Software Components

by Oskar and co-hackers: if it is not fun the software is rotten !

Raz'r

A model development environment for prediction and diagnosis tasks available from OCC'M.

Magellan-MT

A dependency-based diagnosis engine able to diagnose dynamic systems. described in Magellan-MT.

Magellan

A diagnosis engine supporting automatic revision of working hypotheses described in Diagnosis Process Dynamics and Diagnosis Systems with Multiple Actions. Work done in collaboration with Claudia Böttcher.

DDE

Default-based Diagnosis Engine described in Back to Defaults and Effective Control Strategies. Paper co-authored by Peter Struss.

GenDE

A Framework for Model-based Diagnosis Engines a report is available as a BEHAVIOR report.

GDE+

General Diagnostic Engine enhanced with the capability to handle component fault models. Work done in collaboration with Peter Struss. Described in Physical Negation.

MCTCP

Multiple Context Temporal Constraint Propagation described in Prediction Sharing Across Time and Contexts A preliminary report appeared as Propagation of Temporally Indexed Values in Multiple Contexts. Work done in collaboration with Hartmut Freitag.

COCO

Contextual Control over the ATMS first ATMS with a capability to focus both label propagation and consumer execution. Marks a performance breakthrough for ATMS-based diagnosis engines. Work done in collaboration with Adam Farquhar. described in Putting the Problem Solver back in the Driver's Seat

NM-ATMS

Non-monotonic Assumption-based Truth Maintenance System described in An Extended Basic ATMS, 1988 and Problem Solving with the NM-ATMS, 1990. The NM-ATMS is able to encode defaults.

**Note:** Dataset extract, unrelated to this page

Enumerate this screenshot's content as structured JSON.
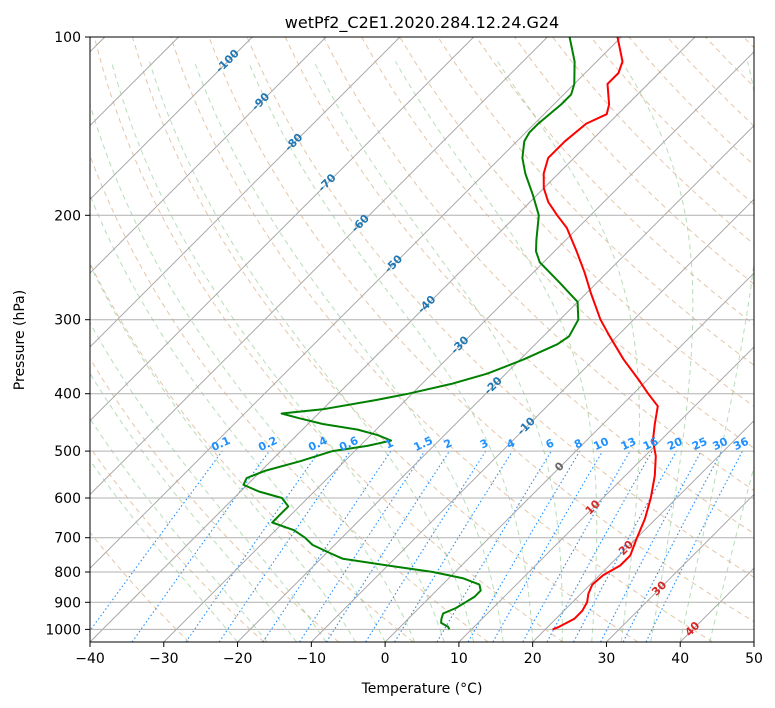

This encoding is proven correct with respect to autoepistemic logic and default logic in On the Relation between Truth Maintenance and Autoepistemic Logic.

ATMS

my implementation of Johan de Kleer's ATMS described in Assumption-based Truth Maintenance, 1987.

HYDRA

Hybrid and Distributed Reasoning Architecture combines the AMORD Rule Interpreter (written by de Kleer, Doyle @ MIT ) with the OMEGA knowledge representation system (written by Barber @ MIT) to efficiently handle binary predicates. Also includes an implementation of a time reasoner based on Allen's time interval algebra. Was used with CSSA as a basis to run a demo of a distributed planning scenario involving multiple machines. Work done in collaboration with Peter Suda who should be contacted for a copy of this work's description.

CSSA

Computing System for Societies of Agents on the LISP Machine described in an unpublished manuscript from 1986.